Urban Retail Poised to Attract Greater Share of Investment
Robust occupancy rates and steady rent growth are on the way too.
Urban retail has reclaimed its prominent position in the market in 2024 with its resilient tenant demand, robust occupancy rates, and steady rent growth, according to a new report from JLL.
Climbing office populations, the re-emergence of international business travel, and the prospects of a more promising investor climate are key reasons for the boost, says Senior Managing Director Chris Angelone, who co-leads the JLL Retail Capital Markets platform.
Additionally, urban hotel RevPAR has exceeded 2019 levels and residential population outflows from major cities have stabilized.
Consumer spending continues to grow, surpassing $705 billion in September, and retail vacancy reached a historic low of 4.2% at 2023 year-end, the report said.

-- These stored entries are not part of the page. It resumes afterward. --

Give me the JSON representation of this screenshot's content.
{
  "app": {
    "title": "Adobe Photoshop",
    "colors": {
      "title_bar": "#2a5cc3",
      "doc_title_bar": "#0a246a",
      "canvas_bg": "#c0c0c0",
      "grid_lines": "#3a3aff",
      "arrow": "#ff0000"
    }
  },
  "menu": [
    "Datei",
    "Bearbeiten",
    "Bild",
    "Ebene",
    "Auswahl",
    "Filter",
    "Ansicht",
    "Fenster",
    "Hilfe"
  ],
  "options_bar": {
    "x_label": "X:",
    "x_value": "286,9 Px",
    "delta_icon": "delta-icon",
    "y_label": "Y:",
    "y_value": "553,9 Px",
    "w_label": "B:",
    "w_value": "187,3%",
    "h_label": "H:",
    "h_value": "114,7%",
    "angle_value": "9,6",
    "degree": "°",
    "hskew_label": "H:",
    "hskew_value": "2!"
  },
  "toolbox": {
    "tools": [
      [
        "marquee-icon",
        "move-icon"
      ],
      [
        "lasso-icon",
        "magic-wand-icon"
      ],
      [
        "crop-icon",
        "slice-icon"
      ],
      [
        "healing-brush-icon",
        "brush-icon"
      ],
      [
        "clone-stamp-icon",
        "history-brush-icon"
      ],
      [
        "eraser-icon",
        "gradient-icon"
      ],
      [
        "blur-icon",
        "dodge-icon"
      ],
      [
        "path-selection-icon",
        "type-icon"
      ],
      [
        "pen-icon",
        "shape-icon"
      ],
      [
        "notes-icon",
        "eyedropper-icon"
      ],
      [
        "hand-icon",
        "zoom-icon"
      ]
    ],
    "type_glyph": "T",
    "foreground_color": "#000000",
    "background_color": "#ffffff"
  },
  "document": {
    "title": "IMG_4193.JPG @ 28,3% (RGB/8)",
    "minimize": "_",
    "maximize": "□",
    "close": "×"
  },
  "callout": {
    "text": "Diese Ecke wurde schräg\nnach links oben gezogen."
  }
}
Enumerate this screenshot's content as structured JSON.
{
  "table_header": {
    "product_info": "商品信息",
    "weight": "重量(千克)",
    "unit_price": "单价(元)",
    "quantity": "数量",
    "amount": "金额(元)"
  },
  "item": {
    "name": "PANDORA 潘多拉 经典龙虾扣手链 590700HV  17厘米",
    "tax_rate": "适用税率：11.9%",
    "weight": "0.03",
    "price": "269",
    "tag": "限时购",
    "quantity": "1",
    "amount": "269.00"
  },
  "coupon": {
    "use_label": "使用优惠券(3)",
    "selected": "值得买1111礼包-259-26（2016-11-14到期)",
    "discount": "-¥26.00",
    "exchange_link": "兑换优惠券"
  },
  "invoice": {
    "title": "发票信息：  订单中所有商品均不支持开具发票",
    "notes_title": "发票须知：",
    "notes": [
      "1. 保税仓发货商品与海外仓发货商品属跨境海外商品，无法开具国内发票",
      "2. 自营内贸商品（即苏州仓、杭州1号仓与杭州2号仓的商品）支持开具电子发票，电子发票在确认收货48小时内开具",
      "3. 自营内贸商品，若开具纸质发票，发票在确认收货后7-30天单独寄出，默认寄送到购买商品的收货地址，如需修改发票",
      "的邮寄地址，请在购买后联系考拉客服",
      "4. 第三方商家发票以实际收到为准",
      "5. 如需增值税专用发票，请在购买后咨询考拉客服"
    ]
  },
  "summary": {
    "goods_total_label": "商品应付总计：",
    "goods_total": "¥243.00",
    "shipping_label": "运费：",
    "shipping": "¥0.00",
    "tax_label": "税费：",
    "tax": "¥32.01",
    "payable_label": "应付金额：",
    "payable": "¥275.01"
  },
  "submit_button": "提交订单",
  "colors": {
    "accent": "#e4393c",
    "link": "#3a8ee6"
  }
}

Visitors to the United States had spent $156 billion from January through September, a 31.6% increase over the same period the previous year.
Investment activity is expected to accelerate over the next 12 to 18 months as a function of growing optimism for interest rate cuts this year, JLL said, based on data from Trepp.
It cited private equity fund life expirations and financial stress in the face of over $1 billion in U.S. urban retail securitized debt reaching maturity over the next three years as some of the drivers.
This would come after urban retail transaction volume was just $4.8 billion in 2023, down 39% year-over-year. JLL pointed out that the YoY decline was the smallest relative to all other core property sectors.